La colère de Kinshasa face à cette déclaration jugée « arbitraire » ne peut dissimuler la méfiance croissante de la SADC (communauté d’Afrique australe, dont la RDC est membre) face au Congo et à son incapacité de contrôler son territoire. Ce n’est d’ailleurs pas un hasard si Joseph Kabila n’a pu trouver le temps, depuis novembre, de fixer une date pour l’arrivée à Kinshasa de l’Envoyé spécial de la SADC pour la RDC, l’ex-président namibien Hifikepunye Pohamba, ni de lui trouver des locaux pour ses bureaux.

Comme la Tanzanie, le Congo-Brazzaville, l’Angola et la Zambie s’inquiètent de l’afflux de réfugiés chez eux. Depuis l’arrivée au pouvoir du successeur d’Eduardo Dos Santos, l’agacement angolais est plus marqué car, pour mener les changements qu’il a entrepris, le nouveau chef de l’Etat, Joao Lourenço, a besoin de stabilité à ses frontières. Luanda refuse de rouvrir celle avec la RDC comme le souhaite Kinshasa pour accréditer l’idée d’un retour à la normale au Kasaï (où, en réalité, les activités rebelles reprennent peu à peu après le choc de la terrible répression de 2017).
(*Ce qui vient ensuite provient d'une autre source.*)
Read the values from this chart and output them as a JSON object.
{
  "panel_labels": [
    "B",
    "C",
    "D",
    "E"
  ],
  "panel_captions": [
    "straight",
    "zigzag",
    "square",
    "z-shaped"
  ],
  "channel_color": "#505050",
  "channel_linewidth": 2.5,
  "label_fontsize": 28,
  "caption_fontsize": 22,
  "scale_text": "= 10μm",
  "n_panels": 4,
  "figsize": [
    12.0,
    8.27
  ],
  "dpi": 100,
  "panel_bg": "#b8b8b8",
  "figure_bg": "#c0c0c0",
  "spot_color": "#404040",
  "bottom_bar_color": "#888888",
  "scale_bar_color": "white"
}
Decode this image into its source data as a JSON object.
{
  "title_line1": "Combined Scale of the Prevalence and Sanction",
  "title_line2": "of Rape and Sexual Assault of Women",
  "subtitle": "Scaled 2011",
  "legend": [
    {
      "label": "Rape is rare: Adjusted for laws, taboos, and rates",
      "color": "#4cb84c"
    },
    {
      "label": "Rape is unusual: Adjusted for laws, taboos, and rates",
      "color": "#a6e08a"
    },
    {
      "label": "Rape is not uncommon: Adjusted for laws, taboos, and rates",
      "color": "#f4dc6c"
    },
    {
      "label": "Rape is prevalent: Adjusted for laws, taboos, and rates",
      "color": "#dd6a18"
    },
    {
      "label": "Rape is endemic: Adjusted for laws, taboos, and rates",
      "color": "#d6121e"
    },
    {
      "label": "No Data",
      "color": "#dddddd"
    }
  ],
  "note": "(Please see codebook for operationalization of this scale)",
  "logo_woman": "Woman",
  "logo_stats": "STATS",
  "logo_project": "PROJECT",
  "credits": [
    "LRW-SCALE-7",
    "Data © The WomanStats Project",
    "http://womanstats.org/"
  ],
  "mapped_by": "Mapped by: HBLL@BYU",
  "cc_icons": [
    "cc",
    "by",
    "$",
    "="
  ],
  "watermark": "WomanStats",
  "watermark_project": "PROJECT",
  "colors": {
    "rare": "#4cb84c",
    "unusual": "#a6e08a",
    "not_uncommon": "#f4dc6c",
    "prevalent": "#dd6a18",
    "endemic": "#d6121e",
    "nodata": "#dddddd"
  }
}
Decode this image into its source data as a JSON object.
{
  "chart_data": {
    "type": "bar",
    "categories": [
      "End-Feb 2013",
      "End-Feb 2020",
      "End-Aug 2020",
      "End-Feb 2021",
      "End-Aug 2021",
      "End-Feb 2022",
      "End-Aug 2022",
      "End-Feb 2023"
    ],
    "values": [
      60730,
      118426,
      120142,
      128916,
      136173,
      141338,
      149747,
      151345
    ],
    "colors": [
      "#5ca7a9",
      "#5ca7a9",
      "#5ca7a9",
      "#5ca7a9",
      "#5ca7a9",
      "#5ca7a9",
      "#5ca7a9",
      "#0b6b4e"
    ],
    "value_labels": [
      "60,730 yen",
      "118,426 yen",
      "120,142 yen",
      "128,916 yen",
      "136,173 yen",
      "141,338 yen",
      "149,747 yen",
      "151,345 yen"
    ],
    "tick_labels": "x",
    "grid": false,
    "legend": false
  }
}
La réunion tripartite à Kinshasa, à la mi-février, des présidents Kabila, Lourenço et Sassou a donc été tendue: même si Kinshasa a tenté de la faire passer pour un appui à sa politique, il y a eu, en réalité, insistance pour que les élections promises pour décembre aient bien lieu, cette fois.

Le nouveau président sud-africain, Cyril Ramaphosa, sera moins indulgent pour le régime de Kinshasa que Jacob Zuma, dont le neveu avait d’importants intérêts en RDC; et il n’apprécie sûrement pas le peu de respect de M. Kabila pour l’Envoyé spécial désigné par la SADC, dont Pretoria est la locomotive. Quant à l’entrevue du président Kabila avec son homologue zambien, Edgar Lungu, la semaine dernière à Lusaka, elle se serait « mal passée ».

Que veut le Crocodile?

Le cas du Zimbabwé est moins clair. Alors qu’on s’attend à son élection dans quelques semaines, le successeur de Robert Mugabe, le président intérimaire Emmerson Mnangagwa, en visite à Kinshasa mardi et mercredi, a dit espérer l’accroissement des relations d’affaires entre les deux pays. Il faut se rappeler que celui que les Zimbabwéens appellent « le Crocodile » avait monté avec Kabila père le schéma affairiste qui avait permis à ce dernier de rembourser « au Zimbabwe » son aide militaire, en donnant des mines congolaises de diamant à des militaires zimbabwéens proches de M. Mnangagwa. Le rapport de l’Onu du 15 octobre 2002 citait celui-ci comme un des principaux pillards du Congo. L’avenir dira quelle sera la collaboration entre les deux Présidents.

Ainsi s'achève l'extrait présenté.